Some members of that task force seemed at times to pursue their own agendas, but two non-voting members deserve something special in their Christmas stockings. Representatives Jim Wayne, D-Louisville, and Bill Farmer, R-Lexington, have different philosophies, but worked hard together to find a compromise to benefit the people of this state rather than to score political points.
When soon-to-be-Senate President Robert Stivers, R-Manchester, looks in his stocking Christmas morning he would do well to find some patience and wisdom. He’ll need both to deal with a suddenly liberated Republican Senate caucus, which is more fractious than a lot of people believe.
House Speaker Greg Stumbo, D-Prestonsburg, has images dancing in his head of an honorary degree from the University of Pikeville along with a map of the state’s legislative districts that ensures his party’s majority beyond the 2014 House elections. He might also wish for a crowded 2015 Democratic primary for governor, a scenario in which he might prevail with a plurality rather than majority.

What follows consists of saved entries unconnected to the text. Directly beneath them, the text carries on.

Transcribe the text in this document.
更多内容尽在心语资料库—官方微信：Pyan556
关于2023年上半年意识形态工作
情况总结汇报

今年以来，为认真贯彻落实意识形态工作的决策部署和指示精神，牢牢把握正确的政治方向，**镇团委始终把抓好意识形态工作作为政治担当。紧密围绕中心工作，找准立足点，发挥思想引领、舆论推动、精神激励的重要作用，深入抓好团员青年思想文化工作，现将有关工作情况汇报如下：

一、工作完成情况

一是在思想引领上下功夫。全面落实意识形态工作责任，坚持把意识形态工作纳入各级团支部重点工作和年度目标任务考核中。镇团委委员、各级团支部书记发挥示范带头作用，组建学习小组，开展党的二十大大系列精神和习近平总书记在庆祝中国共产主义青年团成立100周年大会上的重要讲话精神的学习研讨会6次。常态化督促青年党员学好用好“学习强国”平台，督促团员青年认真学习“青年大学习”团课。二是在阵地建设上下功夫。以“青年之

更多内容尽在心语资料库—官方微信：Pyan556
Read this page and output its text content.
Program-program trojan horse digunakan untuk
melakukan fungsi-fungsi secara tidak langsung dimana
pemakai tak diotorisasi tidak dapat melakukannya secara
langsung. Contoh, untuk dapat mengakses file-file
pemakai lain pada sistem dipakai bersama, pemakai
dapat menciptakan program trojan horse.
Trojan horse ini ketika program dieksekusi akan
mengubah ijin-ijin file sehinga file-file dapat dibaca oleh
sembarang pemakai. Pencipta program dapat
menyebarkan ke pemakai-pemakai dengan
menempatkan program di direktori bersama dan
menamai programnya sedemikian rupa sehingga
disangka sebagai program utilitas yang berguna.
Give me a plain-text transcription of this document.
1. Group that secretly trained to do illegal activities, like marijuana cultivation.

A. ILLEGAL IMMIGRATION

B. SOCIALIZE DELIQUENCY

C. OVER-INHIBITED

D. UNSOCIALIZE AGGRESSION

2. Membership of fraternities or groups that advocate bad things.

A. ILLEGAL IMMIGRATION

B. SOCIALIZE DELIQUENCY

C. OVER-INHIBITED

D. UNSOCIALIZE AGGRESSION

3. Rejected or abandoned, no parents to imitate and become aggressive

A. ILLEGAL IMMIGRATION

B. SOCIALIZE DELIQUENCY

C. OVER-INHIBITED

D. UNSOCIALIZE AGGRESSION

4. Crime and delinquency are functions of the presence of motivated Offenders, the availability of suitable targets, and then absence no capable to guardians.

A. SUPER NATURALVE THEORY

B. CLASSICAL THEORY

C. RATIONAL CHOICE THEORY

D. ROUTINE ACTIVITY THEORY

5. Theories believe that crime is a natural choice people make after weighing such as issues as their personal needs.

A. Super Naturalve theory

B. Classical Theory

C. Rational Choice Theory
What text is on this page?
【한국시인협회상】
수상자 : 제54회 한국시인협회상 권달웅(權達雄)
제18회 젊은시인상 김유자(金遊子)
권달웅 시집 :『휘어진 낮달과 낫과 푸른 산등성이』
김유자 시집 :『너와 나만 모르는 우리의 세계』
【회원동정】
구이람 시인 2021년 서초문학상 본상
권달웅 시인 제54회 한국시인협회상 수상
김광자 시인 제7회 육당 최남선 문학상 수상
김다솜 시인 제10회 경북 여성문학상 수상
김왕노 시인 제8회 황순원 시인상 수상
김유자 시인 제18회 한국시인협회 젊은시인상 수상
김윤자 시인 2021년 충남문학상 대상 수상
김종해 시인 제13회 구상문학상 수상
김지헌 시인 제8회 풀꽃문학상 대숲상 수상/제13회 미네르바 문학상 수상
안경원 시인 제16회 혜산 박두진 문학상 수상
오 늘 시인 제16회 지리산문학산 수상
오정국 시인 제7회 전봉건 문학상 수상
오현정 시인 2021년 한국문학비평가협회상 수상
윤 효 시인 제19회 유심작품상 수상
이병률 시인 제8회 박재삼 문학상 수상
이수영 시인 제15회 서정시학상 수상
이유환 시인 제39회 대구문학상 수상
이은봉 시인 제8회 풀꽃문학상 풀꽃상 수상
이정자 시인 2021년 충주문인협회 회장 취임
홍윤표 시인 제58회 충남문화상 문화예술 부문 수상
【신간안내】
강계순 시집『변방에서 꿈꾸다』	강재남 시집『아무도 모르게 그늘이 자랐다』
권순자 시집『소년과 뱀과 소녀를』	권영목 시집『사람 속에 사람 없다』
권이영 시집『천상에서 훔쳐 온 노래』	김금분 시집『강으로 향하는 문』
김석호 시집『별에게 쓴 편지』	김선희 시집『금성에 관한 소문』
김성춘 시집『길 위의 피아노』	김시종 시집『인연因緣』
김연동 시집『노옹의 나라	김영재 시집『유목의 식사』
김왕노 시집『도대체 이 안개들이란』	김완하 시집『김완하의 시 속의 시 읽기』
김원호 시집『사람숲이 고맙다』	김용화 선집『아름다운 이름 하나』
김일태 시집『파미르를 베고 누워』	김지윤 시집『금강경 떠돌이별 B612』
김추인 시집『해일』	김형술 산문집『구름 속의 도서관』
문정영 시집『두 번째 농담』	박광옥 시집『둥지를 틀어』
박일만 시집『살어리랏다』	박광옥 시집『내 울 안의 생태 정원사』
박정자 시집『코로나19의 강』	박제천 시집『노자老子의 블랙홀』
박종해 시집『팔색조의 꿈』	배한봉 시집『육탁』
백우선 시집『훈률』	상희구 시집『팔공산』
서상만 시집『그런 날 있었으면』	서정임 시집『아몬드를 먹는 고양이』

For Speaker Pro Tem Larry Clark, D-Louisville: Dale Carnegie’s book, “How to Win Friends and Influence People.”
For Stivers’ predecessor, David Williams, peace and contentment in his new job as circuit judge. His stocking ought to – but probably won’t – include gratitude from his party for all the hits he took, some deserved, some not so deserved, on behalf of the GOP.
Newly named Senate Education Committee Chair Steve Wilson, R-Bowling Green, might find a book from Sen. Kathy Stein, D-Lexington: The History of the Old Testament, with a special section on Nimrod, the mighty hunter and great-grandson of Noah.
House Minority Leader Jeff Hoover needs a new Whip. How about Si Robertson from “Duck Dynasty,” Hoover’s favorite television show? Si knows everything about everything, and that’s just a fact, Jack. Plus, he looks great in elf ears.
Gov. Steve Beshear might find a couple of betting chips in his stocking, perhaps with the names of Thayer and Stivers emblazoned on them. If he’s been really nice, he might also find a guide on how to compute odds, count cards and count votes to help him cash those chips.
But he’s just as likely to find a stocking weighed down by several lumps of coal. He might find a vial of orange water from Raccoon Creek in Floyd County, but it should include a skull-and-bones warning not to drink it. He probably won’t notice it among all those thank-you notes from coal interests.
Mitch McConnell is wishing for only one thing in his stocking: an official membership certificate from the tea party, signed by Rand Paul, Thomas Massie, Phil Moffett and Mica Sims. Oh – and a tiny wood chipper lapel pin.
Kentucky Democratic Party Chairman Dan Logsdon, U.S. Rep. John Yarmuth and President Barack Obama are all hoping for the same thing – the name and phone number of a Democratic candidate who might beat McConnell in 2014, even if the number has a 615 area code.
For you gentle reader, a warm Christmas with loved ones and a New Year resolution from political leaders to put your interests ahead their own.
Merry Christmas, peace and good will to all!